Over the past couple of years, my research interests have evolved and expanded. While I maintain interest in understanding the dynamics of tropical cyclones and techniques that can be used to improve forecasts, most of my recent research is more broadly focused in tropical meteorology. Deep thunderstorm (or convective) activity occurs often in the tropical environment, and clouds that extend to the top of the troposphere spread out laterally and form anvil clouds that are composed largely of ice particles. These anvil clouds survive for longer than the parent thunderstorm and can have measurable effects on radiative transfer in the troposphere. In mesoscale convective systems (MCSs), the deep thunderstorm activity often develops into a cohesive squall line, which is then trailed by a large area of lighter precipitation and a broad shield of ice anvil clouds that trails the whole system. Part of my research has been to quantify the effects of these anvils on radiative heating in the atmosphere using data from cloud radars run by the US Department of Energy. We can then compare the heating generated by anvil
clouds to latent heating produced by the precipitating areas of an MCS. We may also compare the structure of anvil clouds and precipitating areas in a high-resolution mesoscale model to those that we have observed. A correct model of the anvil can provide us some additional physical insight into how it is formed and maintained. By repeating this process for several different areas of the tropics, we learn of the differences between anvil structures over continents and over oceans.

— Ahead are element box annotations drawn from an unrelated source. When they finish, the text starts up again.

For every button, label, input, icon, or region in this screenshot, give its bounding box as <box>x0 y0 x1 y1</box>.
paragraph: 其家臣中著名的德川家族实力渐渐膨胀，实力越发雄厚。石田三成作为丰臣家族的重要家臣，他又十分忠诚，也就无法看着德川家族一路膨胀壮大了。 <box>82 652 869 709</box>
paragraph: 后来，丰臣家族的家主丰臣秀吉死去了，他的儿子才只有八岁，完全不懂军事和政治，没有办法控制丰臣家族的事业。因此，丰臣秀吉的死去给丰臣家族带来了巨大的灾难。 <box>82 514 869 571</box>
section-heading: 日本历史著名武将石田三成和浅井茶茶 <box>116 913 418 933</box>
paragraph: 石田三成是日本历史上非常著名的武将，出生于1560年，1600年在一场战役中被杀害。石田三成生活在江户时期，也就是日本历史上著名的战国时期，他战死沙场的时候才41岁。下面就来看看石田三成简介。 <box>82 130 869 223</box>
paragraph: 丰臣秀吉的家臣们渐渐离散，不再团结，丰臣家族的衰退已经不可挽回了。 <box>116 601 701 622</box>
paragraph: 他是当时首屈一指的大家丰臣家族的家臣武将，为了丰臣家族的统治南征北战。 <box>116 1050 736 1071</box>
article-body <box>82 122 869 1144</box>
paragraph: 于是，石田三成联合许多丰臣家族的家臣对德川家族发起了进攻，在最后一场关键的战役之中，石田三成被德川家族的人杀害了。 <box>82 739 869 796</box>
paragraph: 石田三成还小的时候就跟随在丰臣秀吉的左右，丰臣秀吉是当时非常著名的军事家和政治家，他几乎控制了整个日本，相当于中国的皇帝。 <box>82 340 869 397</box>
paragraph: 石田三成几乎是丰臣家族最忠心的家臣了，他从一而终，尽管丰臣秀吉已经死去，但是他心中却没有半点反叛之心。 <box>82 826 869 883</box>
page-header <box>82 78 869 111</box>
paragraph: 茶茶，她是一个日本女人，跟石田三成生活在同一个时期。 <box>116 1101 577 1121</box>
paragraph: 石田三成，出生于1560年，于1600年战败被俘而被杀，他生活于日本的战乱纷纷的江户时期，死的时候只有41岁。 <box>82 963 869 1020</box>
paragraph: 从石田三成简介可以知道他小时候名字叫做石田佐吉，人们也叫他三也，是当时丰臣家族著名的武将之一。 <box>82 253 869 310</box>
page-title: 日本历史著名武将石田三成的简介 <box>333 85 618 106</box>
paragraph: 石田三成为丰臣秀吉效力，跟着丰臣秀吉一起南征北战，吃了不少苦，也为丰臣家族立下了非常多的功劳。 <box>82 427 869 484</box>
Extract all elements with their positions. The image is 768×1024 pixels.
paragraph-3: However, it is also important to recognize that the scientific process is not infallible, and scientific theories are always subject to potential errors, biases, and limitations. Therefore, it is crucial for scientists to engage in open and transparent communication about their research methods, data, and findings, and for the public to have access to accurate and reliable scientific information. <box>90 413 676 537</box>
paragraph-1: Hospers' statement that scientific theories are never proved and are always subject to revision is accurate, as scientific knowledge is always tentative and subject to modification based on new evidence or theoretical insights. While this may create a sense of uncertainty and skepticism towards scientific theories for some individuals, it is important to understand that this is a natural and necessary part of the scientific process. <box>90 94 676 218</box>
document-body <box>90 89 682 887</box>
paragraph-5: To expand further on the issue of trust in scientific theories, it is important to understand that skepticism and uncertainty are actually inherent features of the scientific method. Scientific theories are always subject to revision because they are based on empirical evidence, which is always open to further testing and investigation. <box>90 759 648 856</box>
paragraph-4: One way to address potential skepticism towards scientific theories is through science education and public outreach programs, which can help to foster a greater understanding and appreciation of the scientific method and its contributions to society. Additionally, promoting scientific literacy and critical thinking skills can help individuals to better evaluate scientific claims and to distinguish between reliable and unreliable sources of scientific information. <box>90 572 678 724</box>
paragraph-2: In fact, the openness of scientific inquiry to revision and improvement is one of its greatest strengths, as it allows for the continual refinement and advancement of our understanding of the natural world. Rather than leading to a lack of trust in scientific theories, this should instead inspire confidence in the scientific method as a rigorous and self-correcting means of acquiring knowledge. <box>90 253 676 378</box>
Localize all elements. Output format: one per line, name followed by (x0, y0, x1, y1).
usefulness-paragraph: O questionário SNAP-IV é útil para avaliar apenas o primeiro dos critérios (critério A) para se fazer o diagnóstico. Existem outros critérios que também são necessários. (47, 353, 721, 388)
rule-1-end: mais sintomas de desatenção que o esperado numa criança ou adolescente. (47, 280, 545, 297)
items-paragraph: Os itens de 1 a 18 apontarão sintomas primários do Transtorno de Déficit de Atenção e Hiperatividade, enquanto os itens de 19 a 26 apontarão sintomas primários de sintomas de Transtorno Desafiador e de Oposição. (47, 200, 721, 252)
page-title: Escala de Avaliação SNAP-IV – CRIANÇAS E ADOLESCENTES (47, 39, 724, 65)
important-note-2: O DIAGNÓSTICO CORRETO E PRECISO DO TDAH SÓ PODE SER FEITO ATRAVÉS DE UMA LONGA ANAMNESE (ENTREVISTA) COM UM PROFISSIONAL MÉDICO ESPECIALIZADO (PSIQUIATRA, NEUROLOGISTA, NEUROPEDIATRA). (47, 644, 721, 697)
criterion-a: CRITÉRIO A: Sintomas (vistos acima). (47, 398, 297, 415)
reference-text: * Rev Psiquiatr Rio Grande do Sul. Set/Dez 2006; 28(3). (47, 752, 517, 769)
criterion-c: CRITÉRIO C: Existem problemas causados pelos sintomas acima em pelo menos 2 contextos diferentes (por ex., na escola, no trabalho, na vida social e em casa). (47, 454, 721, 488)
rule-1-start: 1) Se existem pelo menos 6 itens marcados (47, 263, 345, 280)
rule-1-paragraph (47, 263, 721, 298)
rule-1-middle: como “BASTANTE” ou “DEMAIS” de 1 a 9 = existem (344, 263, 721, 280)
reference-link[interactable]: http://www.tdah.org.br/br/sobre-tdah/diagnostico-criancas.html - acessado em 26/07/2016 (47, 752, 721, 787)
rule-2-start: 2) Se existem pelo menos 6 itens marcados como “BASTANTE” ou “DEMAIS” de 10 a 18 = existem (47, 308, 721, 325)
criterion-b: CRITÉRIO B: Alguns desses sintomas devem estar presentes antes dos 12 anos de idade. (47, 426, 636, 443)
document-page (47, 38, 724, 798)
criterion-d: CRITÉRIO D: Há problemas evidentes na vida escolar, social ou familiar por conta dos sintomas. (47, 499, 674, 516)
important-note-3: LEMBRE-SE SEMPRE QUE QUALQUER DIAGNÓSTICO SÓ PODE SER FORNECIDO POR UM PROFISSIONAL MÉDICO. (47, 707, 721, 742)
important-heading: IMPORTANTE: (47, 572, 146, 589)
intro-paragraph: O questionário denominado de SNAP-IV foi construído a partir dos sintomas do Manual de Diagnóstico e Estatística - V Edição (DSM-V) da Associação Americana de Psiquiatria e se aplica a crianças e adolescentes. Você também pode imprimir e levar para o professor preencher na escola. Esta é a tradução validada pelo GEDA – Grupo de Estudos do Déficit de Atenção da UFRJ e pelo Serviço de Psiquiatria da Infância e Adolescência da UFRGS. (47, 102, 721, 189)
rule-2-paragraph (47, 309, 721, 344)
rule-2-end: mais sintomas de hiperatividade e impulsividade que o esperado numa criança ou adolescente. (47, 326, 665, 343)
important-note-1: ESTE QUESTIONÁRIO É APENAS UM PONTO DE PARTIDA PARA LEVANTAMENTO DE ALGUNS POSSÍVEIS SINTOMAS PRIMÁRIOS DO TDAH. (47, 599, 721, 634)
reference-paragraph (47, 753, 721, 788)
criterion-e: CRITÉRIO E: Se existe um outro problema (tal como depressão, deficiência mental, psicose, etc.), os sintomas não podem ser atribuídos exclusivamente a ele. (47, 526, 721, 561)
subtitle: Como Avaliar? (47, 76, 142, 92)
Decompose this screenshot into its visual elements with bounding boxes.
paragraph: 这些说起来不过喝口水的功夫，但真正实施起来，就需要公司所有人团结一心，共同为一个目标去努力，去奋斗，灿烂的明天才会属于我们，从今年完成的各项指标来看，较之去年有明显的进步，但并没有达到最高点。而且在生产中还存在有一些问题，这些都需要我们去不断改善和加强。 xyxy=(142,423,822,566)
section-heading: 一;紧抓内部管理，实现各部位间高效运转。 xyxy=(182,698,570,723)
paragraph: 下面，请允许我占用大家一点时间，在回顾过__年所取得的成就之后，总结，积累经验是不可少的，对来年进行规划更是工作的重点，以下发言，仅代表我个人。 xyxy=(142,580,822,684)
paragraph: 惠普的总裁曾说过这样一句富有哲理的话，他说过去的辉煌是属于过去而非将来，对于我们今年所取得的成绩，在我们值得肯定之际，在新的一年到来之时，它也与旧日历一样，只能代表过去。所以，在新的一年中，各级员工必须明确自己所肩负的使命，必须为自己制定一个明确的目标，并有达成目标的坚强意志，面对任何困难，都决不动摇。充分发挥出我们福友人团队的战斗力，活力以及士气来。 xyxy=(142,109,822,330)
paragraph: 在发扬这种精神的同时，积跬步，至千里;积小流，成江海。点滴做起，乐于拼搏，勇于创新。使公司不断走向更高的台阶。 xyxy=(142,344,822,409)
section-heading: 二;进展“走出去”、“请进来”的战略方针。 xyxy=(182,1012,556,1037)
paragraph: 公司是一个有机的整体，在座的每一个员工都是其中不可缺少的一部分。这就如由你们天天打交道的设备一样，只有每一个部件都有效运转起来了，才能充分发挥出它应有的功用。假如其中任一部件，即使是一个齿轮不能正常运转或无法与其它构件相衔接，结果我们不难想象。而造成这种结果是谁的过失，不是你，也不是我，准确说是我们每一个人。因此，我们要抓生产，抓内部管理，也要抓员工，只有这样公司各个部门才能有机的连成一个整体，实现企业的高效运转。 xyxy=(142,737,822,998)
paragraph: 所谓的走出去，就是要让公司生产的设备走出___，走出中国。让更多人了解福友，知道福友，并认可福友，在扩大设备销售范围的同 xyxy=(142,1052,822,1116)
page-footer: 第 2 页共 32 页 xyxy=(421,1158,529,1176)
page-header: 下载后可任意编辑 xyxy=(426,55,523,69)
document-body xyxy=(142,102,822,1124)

In September 2011, as part of a large field campaign, I traveled to the Maldives, which are located south of India in the central equatorial Indian Ocean. Specifically, I was among many of the personnel located at the radar "supersite" on Addu Atoll
. The project, known as CINDY2011/DYNAMO/AMIE
(different titles by different agencies), aimed to gather in-situ atmospheric and oceanic observations over the central Indian Ocean and surrounding domain between October 2011 and February 2012. Using the wealth of data collected, we aim to examine the relative roles of large-scale tropical dynamics and the cloud population to moistening of the troposphere prior to the onset of a Madden-Julian Oscillation
(MJO). The MJO has important impacts on weather, such as tropical cyclone activity, as it propagates westward around the globe from its origin in the Indian Ocean. However, due to our current limited understanding of the initiation process, our computer models do not properly simulate the MJO. Many questions remain as we begin digging into the dataset. Why does an MJO initiate at some times and not at others, when conditions, at first glance, appear the same? How important are cloud moistening processes, such as evaporation or sublimation of anvil clouds, in MJO initiation? How variable is the humidity on temporal and spatial scales over the tropical ocean? Can this variability be reliably observed in situ by a radar system?